Flores - Afonso Cruz

Estava junto aos escombros do meu pai, com os restos dos nossos sentimentos à deriva. O meu corpo ainda dizia o nome dele muito baixinho, como se fosse sangue a correr nas veias. As lágrimas não caíam, ficavam suspensas numa antecâmara qualquer do coração ou lá de que lugar é esse onde as lágrimas são laboriosamente fabricadas.
‘Flores’, Afonso Cruz 

Viver da memória ou viver sem memória, dois caminhos que parecem levar a um fim pouco auspicioso, dão o mote para esta reflexão sobre a vida, o presente e a necessidade de agir em lugar de passar ao lado da existência. Afonso Cruz maravilha-nos com a sua escrita fluida, reflexiva e intensa num romance florido qb., sem floreados e com um aroma inesquecível à flor da vida. 

No prédio do protagonista vive o Senhor Ulme, um velhote que não se recorda do primeiro beijo nem de ver uma mulher nua. Enquanto tenta ajudá-lo a reconstruir o seu passado, olha à sua volta, da vida com Clarissa e a filha Beatriz, em busca do amor que também já não se recorda de viver. ‘Flores’ é um romance sobre o amor, a amizade e sobretudo uma constante procura de nós mesmos numa era em que nos perdemos a toda a hora no meio de uma vida que passa a correr. 

 Não podiam ser mais diferentes, o protagonista e o Senhor Ulme. O primeiro perde as estribeiras com um chapéu abandonado sobre uma cama, fala com personagens imaginárias no espelho da casa-de-banho e não quer saber do mundo lá fora. Já o Senhor Ulme, por não se lembrar do seu próprio mundo, foca-se no que está para lá dele: nas tragédias do mundo, nas notícias. Tudo o transtorna, menos aquilo que não compreende e que a si mesmo se refere. 

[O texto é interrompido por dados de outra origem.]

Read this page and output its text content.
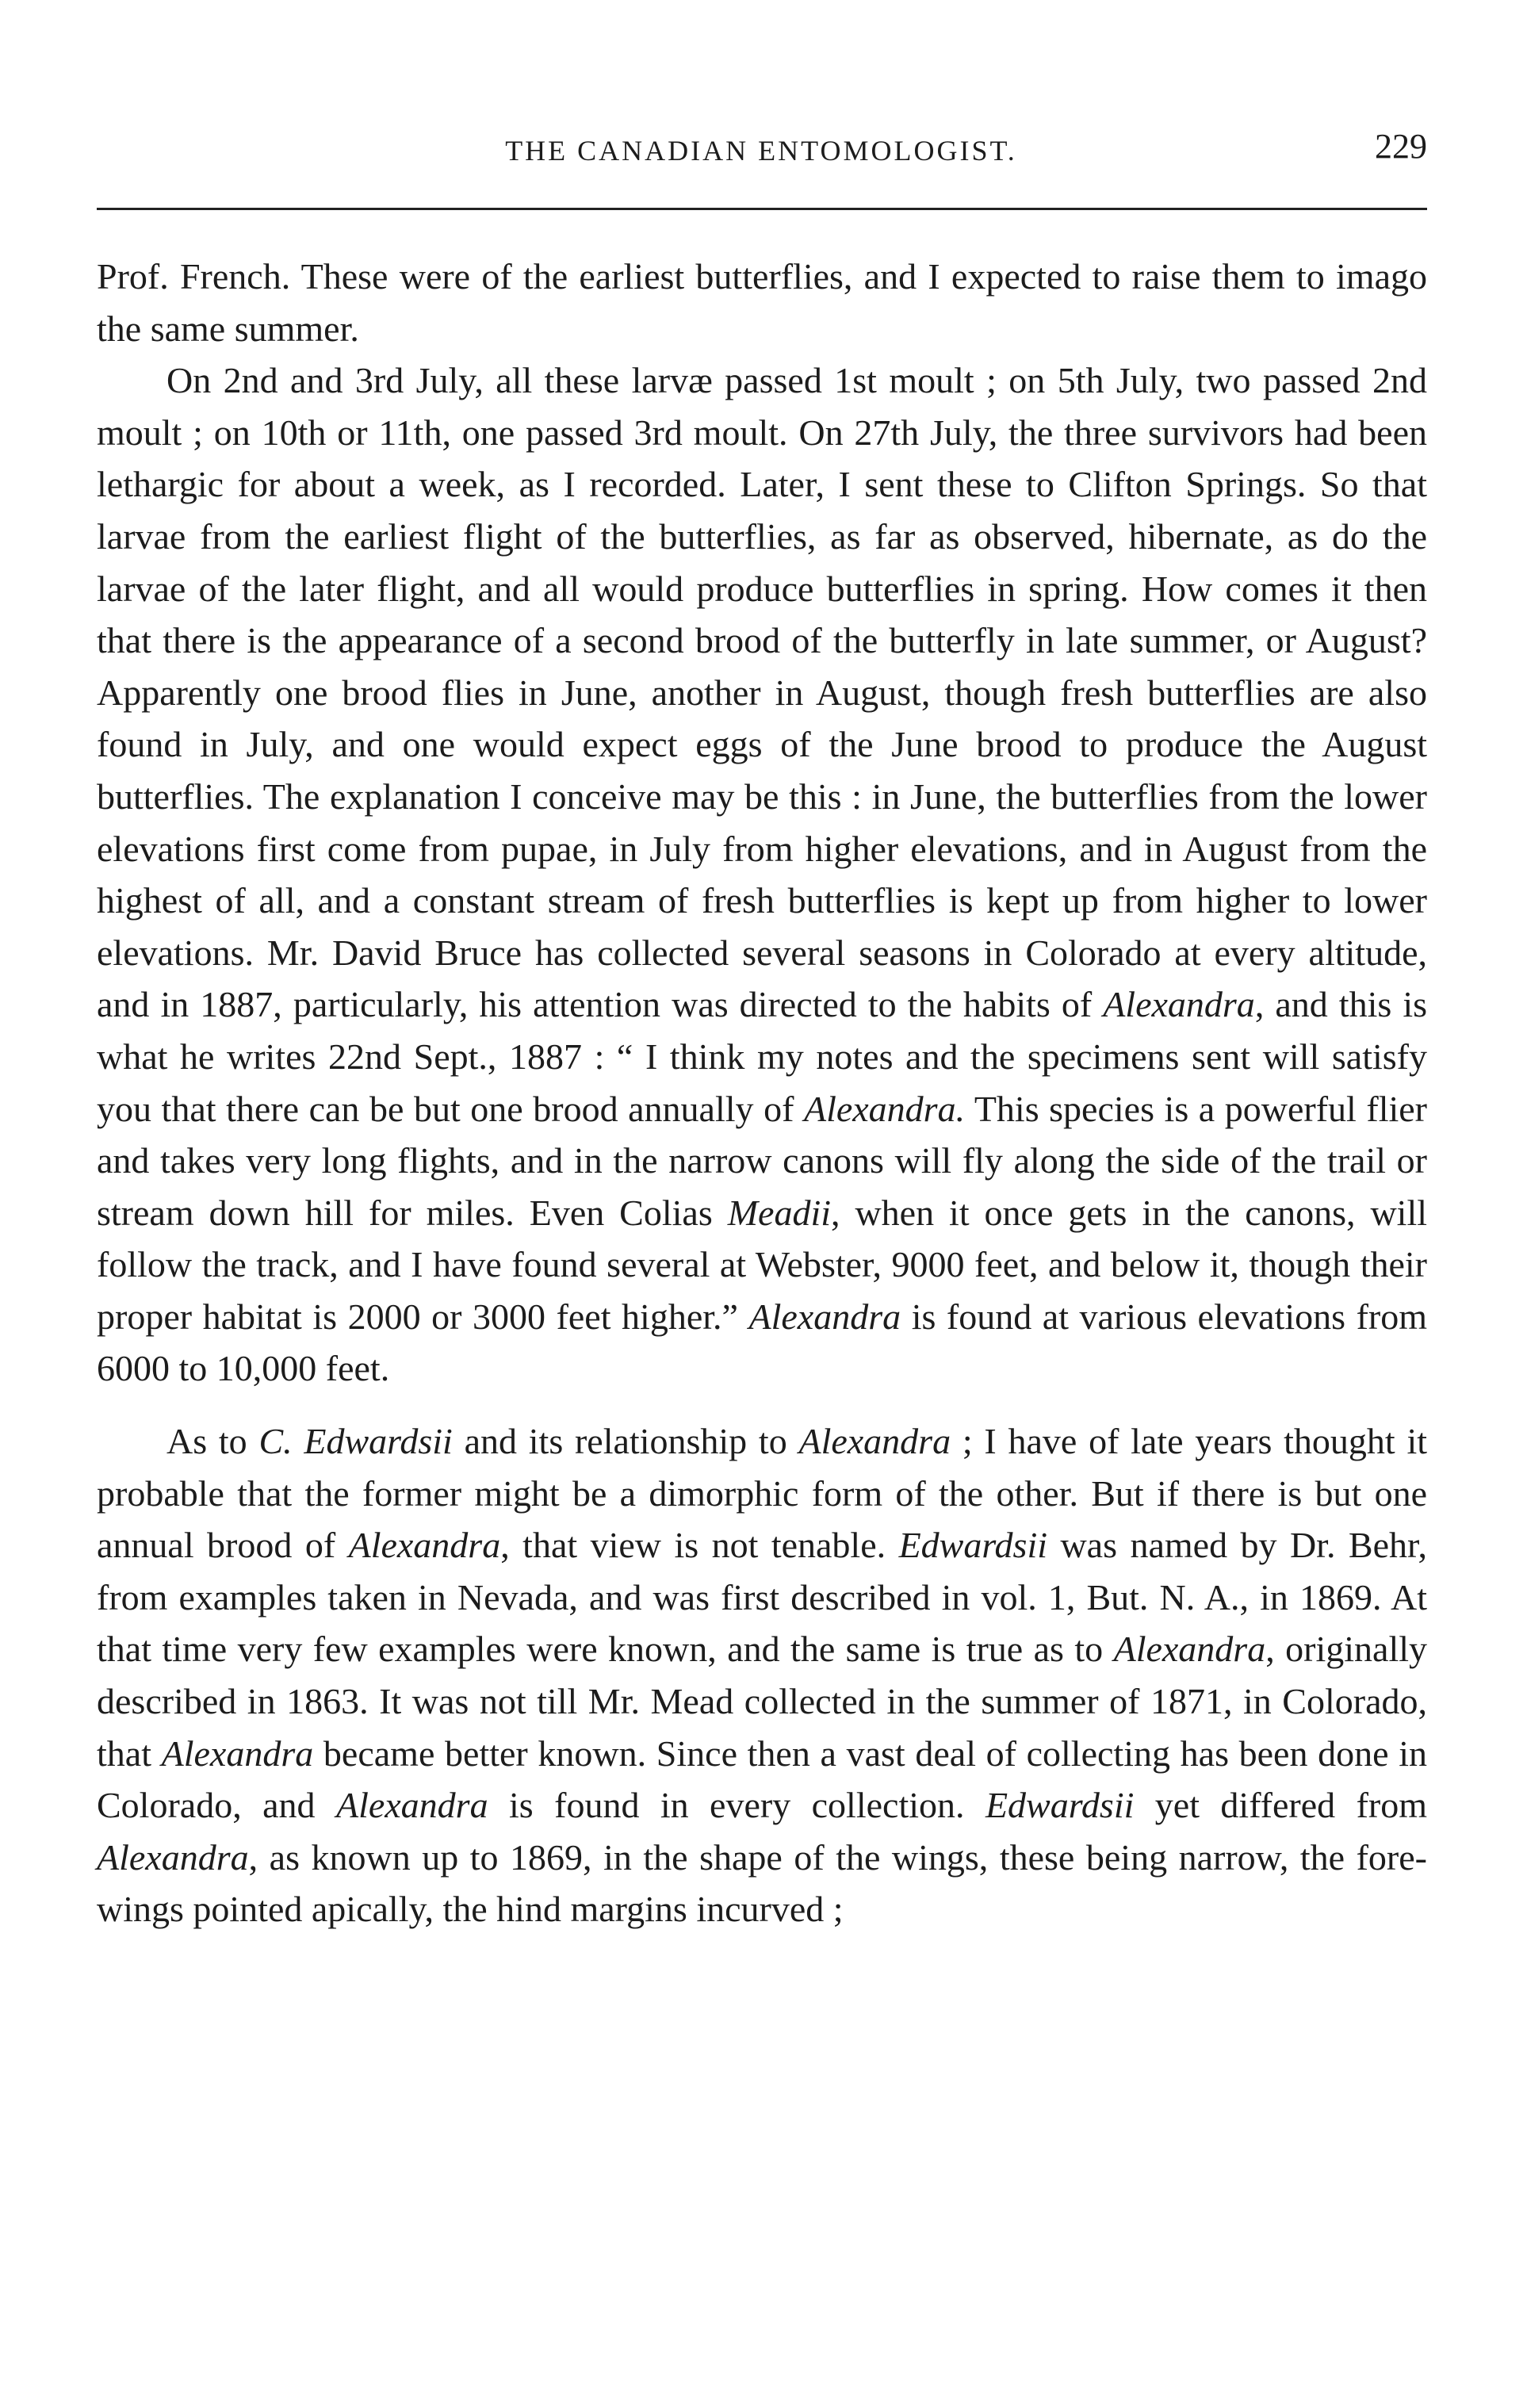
THE CANADIAN ENTOMOLOGIST.	229

Prof. French. These were of the earliest butterflies, and I expected to raise them to imago the same summer.

On 2nd and 3rd July, all these larvæ passed 1st moult ; on 5th July, two passed 2nd moult ; on 10th or 11th, one passed 3rd moult. On 27th July, the three survivors had been lethargic for about a week, as I recorded. Later, I sent these to Clifton Springs. So that larvae from the earliest flight of the butterflies, as far as observed, hibernate, as do the larvae of the later flight, and all would produce butterflies in spring. How comes it then that there is the appearance of a second brood of the butterfly in late summer, or August? Apparently one brood flies in June, another in August, though fresh butterflies are also found in July, and one would expect eggs of the June brood to produce the August butterflies. The explanation I conceive may be this : in June, the butterflies from the lower elevations first come from pupae, in July from higher elevations, and in August from the highest of all, and a constant stream of fresh butterflies is kept up from higher to lower elevations. Mr. David Bruce has collected several seasons in Colorado at every altitude, and in 1887, particularly, his attention was directed to the habits of Alexandra, and this is what he writes 22nd Sept., 1887 : “ I think my notes and the specimens sent will satisfy you that there can be but one brood annually of Alexandra. This species is a powerful flier and takes very long flights, and in the narrow canons will fly along the side of the trail or stream down hill for miles. Even Colias Meadii, when it once gets in the canons, will follow the track, and I have found several at Webster, 9000 feet, and below it, though their proper habitat is 2000 or 3000 feet higher.” Alexandra is found at various elevations from 6000 to 10,000 feet.

As to C. Edwardsii and its relationship to Alexandra ; I have of late years thought it probable that the former might be a dimorphic form of the other. But if there is but one annual brood of Alexandra, that view is not tenable. Edwardsii was named by Dr. Behr, from examples taken in Nevada, and was first described in vol. 1, But. N. A., in 1869. At that time very few examples were known, and the same is true as to Alexandra, originally described in 1863. It was not till Mr. Mead collected in the summer of 1871, in Colorado, that Alexandra became better known. Since then a vast deal of collecting has been done in Colorado, and Alexandra is found in every collection. Edwardsii yet differed from Alexandra, as known up to 1869, in the shape of the wings, these being narrow, the fore-wings pointed apically, the hind margins incurved ;
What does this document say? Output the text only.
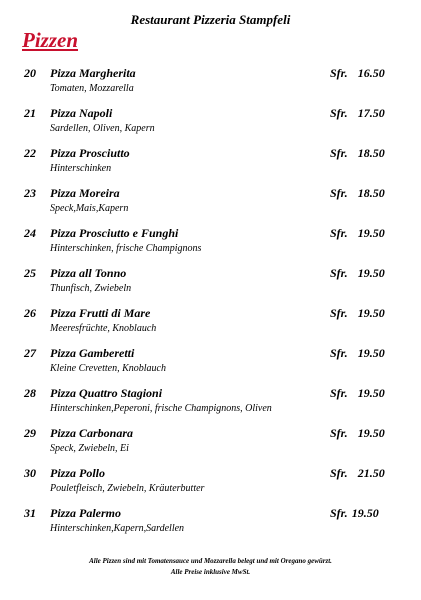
Restaurant Pizzeria Stampfeli
Pizzen
20 Pizza Margherita	Sfr. 16.50
Tomaten, Mozzarella
21 Pizza Napoli	Sfr. 17.50
Sardellen, Oliven, Kapern
22 Pizza Prosciutto	Sfr. 18.50
Hinterschinken
23 Pizza Moreira	Sfr. 18.50
Speck,Mais,Kapern
24 Pizza Prosciutto e Funghi	Sfr. 19.50
Hinterschinken, frische Champignons
25 Pizza all Tonno	Sfr. 19.50
Thunfisch, Zwiebeln
26 Pizza Frutti di Mare	Sfr. 19.50
Meeresfrüchte, Knoblauch
27 Pizza Gamberetti	Sfr. 19.50
Kleine Crevetten, Knoblauch
28 Pizza Quattro Stagioni	Sfr. 19.50
Hinterschinken,Peperoni, frische Champignons, Oliven
29 Pizza Carbonara	Sfr. 19.50
Speck, Zwiebeln, Ei
30 Pizza Pollo	Sfr. 21.50
Pouletfleisch, Zwiebeln, Kräuterbutter
31 Pizza Palermo	Sfr. 19.50
Hinterschinken,Kapern,Sardellen
Alle Pizzen sind mit Tomatensauce und Mozzarella belegt und mit Oregano gewürzt.
Alle Preise inklusive MwSt.
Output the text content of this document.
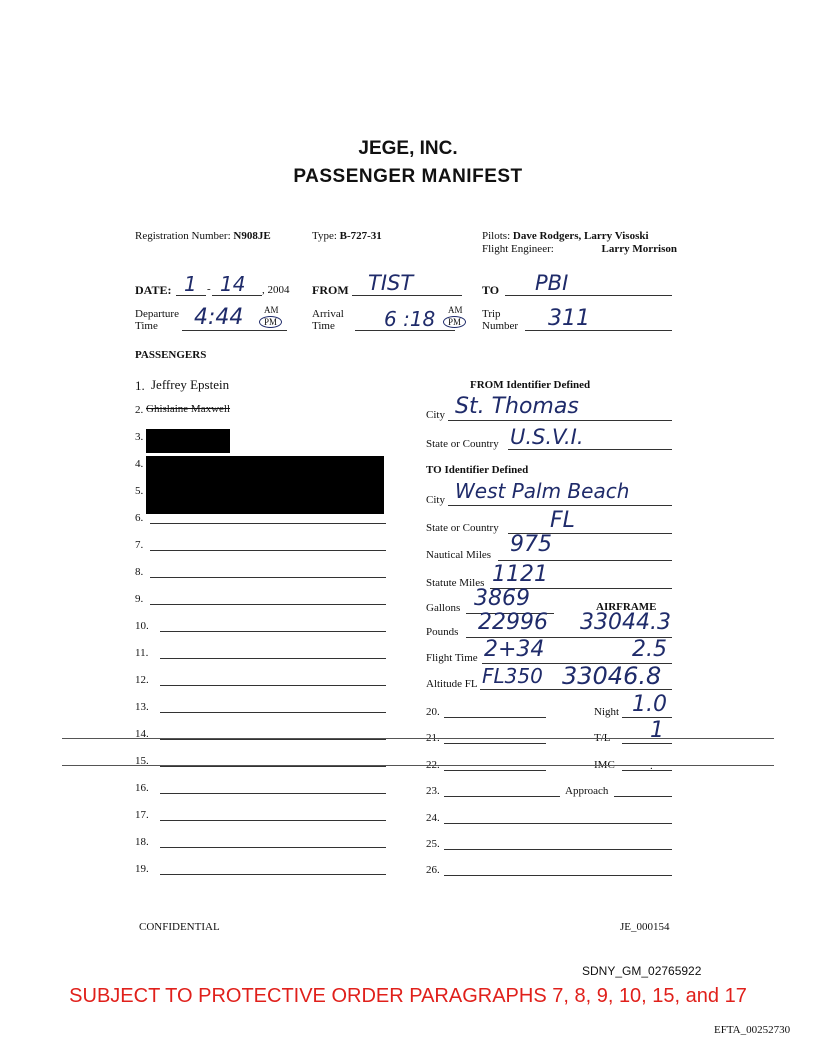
JEGE, INC.
PASSENGER MANIFEST
Registration Number: N908JE	Type: B-727-31	Pilots: Dave Rodgers, Larry Visoski
Flight Engineer:	Larry Morrison
DATE: 1 - 14 , 2004 FROM TIST	TO PBI
Departure
Time	4:44 AM
PM
Arrival
Time	6 :18 AM
PM
Trip
Number 311
PASSENGERS
1. Jeffrey Epstein
2. Ghislaine Maxwell
3.
4.
5.
6.
7.
8.
9.
10.
11.
12.
13.
14.
15.
16.
17.
18.
19.
FROM Identifier Defined
City St. Thomas
State or Country U.S.V.I.
TO Identifier Defined
City West Palm Beach
State or Country FL
Nautical Miles 975
Statute Miles 1121
Gallons 3869	AIRFRAME
Pounds 22996 33044.3
Flight Time 2+34	2.5
Altitude FL FL350 33046.8
20.	Night 1.0
21.	T/L 1
22.	IMC	.
23.	Approach
24.
25.
26.
CONFIDENTIAL	JE_000154
SDNY_GM_02765922
SUBJECT TO PROTECTIVE ORDER PARAGRAPHS 7, 8, 9, 10, 15, and 17
EFTA_00252730
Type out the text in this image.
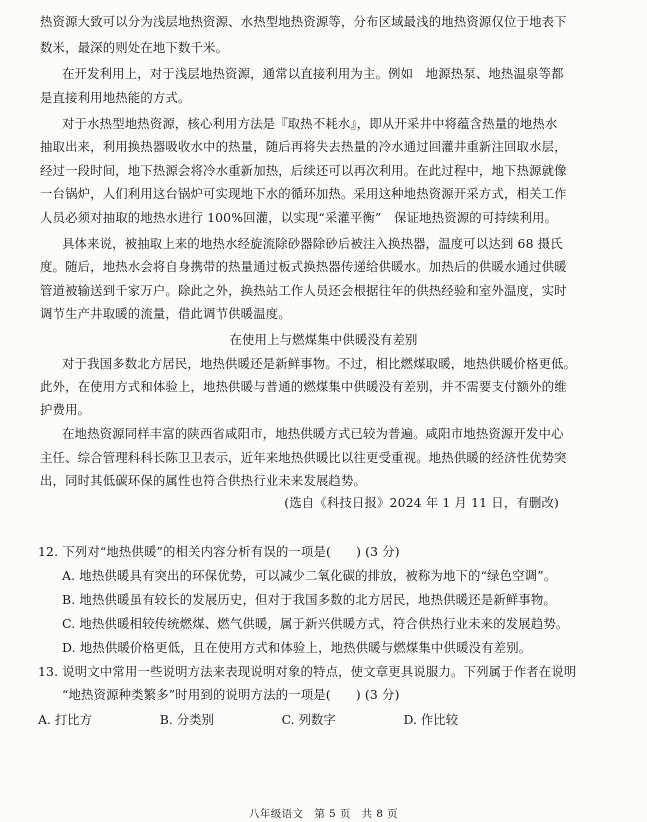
热资源大致可以分为浅层地热资源、水热型地热资源等，分布区域最浅的地热资源仅位于地表下
数米，最深的则处在地下数千米。
在开发利用上，对于浅层地热资源，通常以直接利用为主。例如　地源热泵、地热温泉等都
是直接利用地热能的方式。
对于水热型地热资源，核心利用方法是『取热不耗水』，即从开采井中将蕴含热量的地热水
抽取出来，利用换热器吸收水中的热量，随后再将失去热量的冷水通过回灌井重新注回取水层，
经过一段时间，地下热源会将冷水重新加热，后续还可以再次利用。在此过程中，地下热源就像
一台锅炉，人们利用这台锅炉可实现地下水的循环加热。采用这种地热资源开采方式，相关工作
人员必须对抽取的地热水进行 100%回灌，以实现“采灌平衡”　保证地热资源的可持续利用。
具体来说，被抽取上来的地热水经旋流除砂器除砂后被注入换热器，温度可以达到 68 摄氏
度。随后，地热水会将自身携带的热量通过板式换热器传递给供暖水。加热后的供暖水通过供暖
管道被输送到千家万户。除此之外，换热站工作人员还会根据往年的供热经验和室外温度，实时
调节生产井取暖的流量，借此调节供暖温度。
在使用上与燃煤集中供暖没有差别
对于我国多数北方居民，地热供暖还是新鲜事物。不过，相比燃煤取暖，地热供暖价格更低。
此外，在使用方式和体验上，地热供暖与普通的燃煤集中供暖没有差别，并不需要支付额外的维
护费用。
在地热资源同样丰富的陕西省咸阳市，地热供暖方式已较为普遍。咸阳市地热资源开发中心
主任、综合管理科科长陈卫卫表示，近年来地热供暖比以往更受重视。地热供暖的经济性优势突
出，同时其低碳环保的属性也符合供热行业未来发展趋势。
(选自《科技日报》2024 年 1 月 11 日，有删改)
12. 下列对“地热供暖”的相关内容分析有误的一项是(　　) (3 分)
A. 地热供暖具有突出的环保优势，可以减少二氧化碳的排放，被称为地下的“绿色空调”。
B. 地热供暖虽有较长的发展历史，但对于我国多数的北方居民，地热供暖还是新鲜事物。
C. 地热供暖相较传统燃煤、燃气供暖，属于新兴供暖方式，符合供热行业未来的发展趋势。
D. 地热供暖价格更低，且在使用方式和体验上，地热供暖与燃煤集中供暖没有差别。
13. 说明文中常用一些说明方法来表现说明对象的特点，使文章更具说服力。下列属于作者在说明
“地热资源种类繁多”时用到的说明方法的一项是(　　) (3 分)
A. 打比方	B. 分类别	C. 列数字	D. 作比较
八年级语文　第 5 页　共 8 页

Afonso Cruz revela que este é talvez o seu livro mais pessoal, o que se sente a cada momento mais intenso que nos leva a identificar com esta personagem principal. Porque poucos serão como o Senhor Ulme, extrapolados da sua personalidade pela falta de memória, mas muitos serão como o protagonista anónimo, perdidos nas suas memórias pela falta de tempo para se aperceberem do seu lugar no mundo. 

É bonita a forma como, sem saber bem porquê - pela amizade da Beatriz com o Senhor Urlme, para tentar salvar a sua honra num casamento onde o amor já há muito deixou de existir? -, este homem embarca na viagem de descoberta do Senhor Ulme, descobrindo pelo caminho as opiniões contraditórias em relação ao seu passado, sem o poder comprovar por nem o próprio saber, na realidade, quem tem sido nestes já longos anos de vida. 

É de facto o contraste entre os dois que torna esta história tão interessante, tão fácil de cativar o nosso espírito mais humano. As inquietações do protagonista, já as sentimos e vivemos muitas vezes - errámos, sofremos, tentámos outra vez e fazemo-lo todos os dias. Precisamos de algo que nos retire dessa sucessão de dias sem importância: de nos sentir desafiados, do perfume das flores, da vida e do amor. E é tudo isso que as ‘Flores’ de Afonso Cruz nos dão, de forma tão simples, tão bela e tão crua.